In this part, I rework the above code to use sweeps for optimization.

In [22]:
# Implementing sweeps

sweep_config = {
    'method' : 'random'
}

metric = {
    'name': 'val_loss',
    'goal': 'minimize'
}

sweep_config['metric'] = metric

parameters =  {
    'fc_1_2_layer_size':{
        'values':[16,32,64]
    },
    'fc_2_3_layer_size':{
        'values':[1,2,4]
    },
    'optimizer': {
        'values':['adam', 'sgd']
    },
    'learning_rate': {
        'values':[0.1, 0.01, 0.001, 0.0]
    },
    'epochs': {
        'values':[1,5,10,20]
    },
    'batch_size': {
        'values':[16,32,64]
    },
}

sweep_config['parameters'] = parameters

sweep_id = wandb.sweep(sweep_config, project='Tier-1-Test')

Create sweep with ID: ewv9b0v0
Sweep URL: https://wandb.ai/ybfomsgplyvbzfhilj/Tier-1-Test/sweeps/ewv9b0v0


In [23]:
# Rewriting given training code to use w/ sweeps
def build_network(fc_1_2_layer_size, fc_2_3_layer_size):
  """
  Builds a neural network based on the Network class defined above and sets the fc layers.
  :param fc_1_2_layer_size: the output size of fc1 and input size of fc2
  :param fc_2_3_layer_size: the output size of fc2 and input size of fc3
  :return: a configured network
  """
  network = Network()
  network.fc1 = nn.Linear(400, fc_1_2_layer_size)
  network.fc2 = nn.Linear(fc_1_2_layer_size, fc_2_3_layer_size)
  network.fc3 = nn.Linear(fc_2_3_layer_size, 10)
  return network


def build_optimizer(network, optimizer, learning_rate):
  """
  Builds an optimizer for the given network based on the type of optimizer given
  (adam or sgd), and sets the learning rate appropriately.
  :param network: the neural network the optimizer is to be built for
  :param optimizer: the type of optimizer to be built (adam or sgd)
  :param learning_rate: the learning rate for the optimizer
  :return: the configured optimizer
  """
  if optimizer == "adam":
    return torch.optim.Adam(network.parameters(), lr=learning_rate)
  elif optimizer == "sgd":
    return torch.optim.SGD(network.parameters(), lr=learning_rate, momentum=0.9)
  else:
    return


def train_epoch(network, loader, optimizer, criterion):
  """
  Trains the given network for an epoch.
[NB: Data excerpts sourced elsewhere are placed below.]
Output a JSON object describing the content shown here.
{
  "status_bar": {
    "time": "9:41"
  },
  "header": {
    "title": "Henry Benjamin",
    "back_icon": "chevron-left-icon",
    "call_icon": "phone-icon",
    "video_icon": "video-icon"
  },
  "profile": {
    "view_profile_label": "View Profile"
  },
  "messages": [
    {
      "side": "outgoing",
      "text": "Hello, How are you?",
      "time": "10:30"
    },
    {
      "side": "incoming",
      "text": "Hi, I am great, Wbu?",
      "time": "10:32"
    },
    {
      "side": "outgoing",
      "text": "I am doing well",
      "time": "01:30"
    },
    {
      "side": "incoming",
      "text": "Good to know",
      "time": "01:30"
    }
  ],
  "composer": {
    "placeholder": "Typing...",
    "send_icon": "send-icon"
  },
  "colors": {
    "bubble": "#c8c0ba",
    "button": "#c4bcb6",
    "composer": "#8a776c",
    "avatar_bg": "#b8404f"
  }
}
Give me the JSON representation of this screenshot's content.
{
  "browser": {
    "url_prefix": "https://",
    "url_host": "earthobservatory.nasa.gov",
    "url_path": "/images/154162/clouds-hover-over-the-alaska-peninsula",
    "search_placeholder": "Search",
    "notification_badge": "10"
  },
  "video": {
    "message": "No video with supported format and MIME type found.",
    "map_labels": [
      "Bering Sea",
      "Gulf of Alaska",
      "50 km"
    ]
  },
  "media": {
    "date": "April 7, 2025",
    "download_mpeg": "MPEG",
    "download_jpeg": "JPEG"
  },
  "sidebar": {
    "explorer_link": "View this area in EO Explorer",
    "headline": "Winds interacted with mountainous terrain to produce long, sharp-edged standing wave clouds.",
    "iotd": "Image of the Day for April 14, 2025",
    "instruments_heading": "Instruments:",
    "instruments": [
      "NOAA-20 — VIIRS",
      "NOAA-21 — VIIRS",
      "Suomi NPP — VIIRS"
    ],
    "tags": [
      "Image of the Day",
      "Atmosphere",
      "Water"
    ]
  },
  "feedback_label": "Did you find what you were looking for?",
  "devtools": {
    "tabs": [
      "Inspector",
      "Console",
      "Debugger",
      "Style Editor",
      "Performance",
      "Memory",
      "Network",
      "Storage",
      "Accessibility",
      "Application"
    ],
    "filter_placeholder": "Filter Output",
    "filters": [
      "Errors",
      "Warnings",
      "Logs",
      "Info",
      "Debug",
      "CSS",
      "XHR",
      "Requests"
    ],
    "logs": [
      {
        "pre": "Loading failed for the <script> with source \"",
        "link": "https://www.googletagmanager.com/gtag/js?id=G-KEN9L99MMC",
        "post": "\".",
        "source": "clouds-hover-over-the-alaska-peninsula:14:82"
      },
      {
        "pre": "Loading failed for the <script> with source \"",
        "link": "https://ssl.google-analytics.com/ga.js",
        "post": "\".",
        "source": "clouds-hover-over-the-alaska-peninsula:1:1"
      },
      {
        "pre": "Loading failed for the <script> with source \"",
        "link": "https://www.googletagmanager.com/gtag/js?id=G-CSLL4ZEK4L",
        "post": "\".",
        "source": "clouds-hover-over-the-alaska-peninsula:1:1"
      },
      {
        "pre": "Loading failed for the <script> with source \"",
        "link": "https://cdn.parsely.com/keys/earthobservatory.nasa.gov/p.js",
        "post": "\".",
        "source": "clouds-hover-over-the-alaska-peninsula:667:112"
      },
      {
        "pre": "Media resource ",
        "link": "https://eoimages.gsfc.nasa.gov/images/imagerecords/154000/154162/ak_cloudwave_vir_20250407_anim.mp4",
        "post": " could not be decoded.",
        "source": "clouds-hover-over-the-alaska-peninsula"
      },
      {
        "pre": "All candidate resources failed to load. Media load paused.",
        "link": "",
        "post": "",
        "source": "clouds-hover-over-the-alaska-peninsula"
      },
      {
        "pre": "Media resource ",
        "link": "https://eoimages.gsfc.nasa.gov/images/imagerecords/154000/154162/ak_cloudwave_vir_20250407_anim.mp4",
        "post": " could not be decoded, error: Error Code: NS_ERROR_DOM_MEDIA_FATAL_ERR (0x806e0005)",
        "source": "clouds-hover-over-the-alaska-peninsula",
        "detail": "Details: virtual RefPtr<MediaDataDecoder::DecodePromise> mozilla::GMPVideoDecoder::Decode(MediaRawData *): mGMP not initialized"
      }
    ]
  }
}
Returns the average training loss.
  :param network: the neural network to be trained
  :param loader: the data loader used to feed the network
  :param optimizer: the optimizer to be used on the network
  :param criterion: the criterion to be used on the network
  :return: the average loss of the batches.
  """
  cum_loss = 0
  network.train()
  for i, data in enumerate(loader):
    images, labels = data
    outputs = model(images)
    loss = criterion(outputs, labels)
    cum_loss += loss
    loss.backward()
    optimizer.step()
    wandb.log({"train_batch_loss": loss.item()})
  return cum_loss / (i+1)


def val_epoch(network, loader, optimizer, criterion):
  """
  Validates the given model. Returns the average validation loss.
  :param network: the neural network to be validated
  :param loader: the data loader used to feed the network
  :param optimizer: the optimizer to be used on the network
  :param criterion: the criterion to be used on the network
  :return: the average loss of the batches.
  """
  val_cum_loss = 0
  network.eval()
  for i, data in enumerate(val_loader):
      images, labels = data
      outputs = model(images)

      loss = criterion(outputs, labels)

      val_cum_loss += loss
      wandb.log({"val_batch_loss": loss.item()})
  return val_cum_loss / (i+1)


def train(config=None):
  """
  Handles the sweep functionality. Assumes there's a valid WandB sweep config
  named "config"
  :return: none
  """
  with wandb.init(config=config):
    config = wandb.config
    train_loader = DataLoader(train_set, batch_size=config.batch_size, shuffle=True)
    val_loader = DataLoader(val_set, batch_size=config.batch_size, shuffle=True)
    network = build_network(config.fc_1_2_layer_size, config.fc_2_3_layer_size)
    optimizer = build_optimizer(network, config.optimizer, config.learning_rate)
    criterion = nn.CrossEntropyLoss()

    for epoch in range(config.epochs):
      avg_train_loss = train_epoch(network, train_loader, optimizer, criterion)
      avg_val_loss = val_epoch(network, val_loader, optimizer, criterion)
      wandb.log({"train_loss": avg_train_loss, "val_loss": avg_val_loss, "epoch" : epoch})



In [None]:
wandb.agent(sweep_id, train)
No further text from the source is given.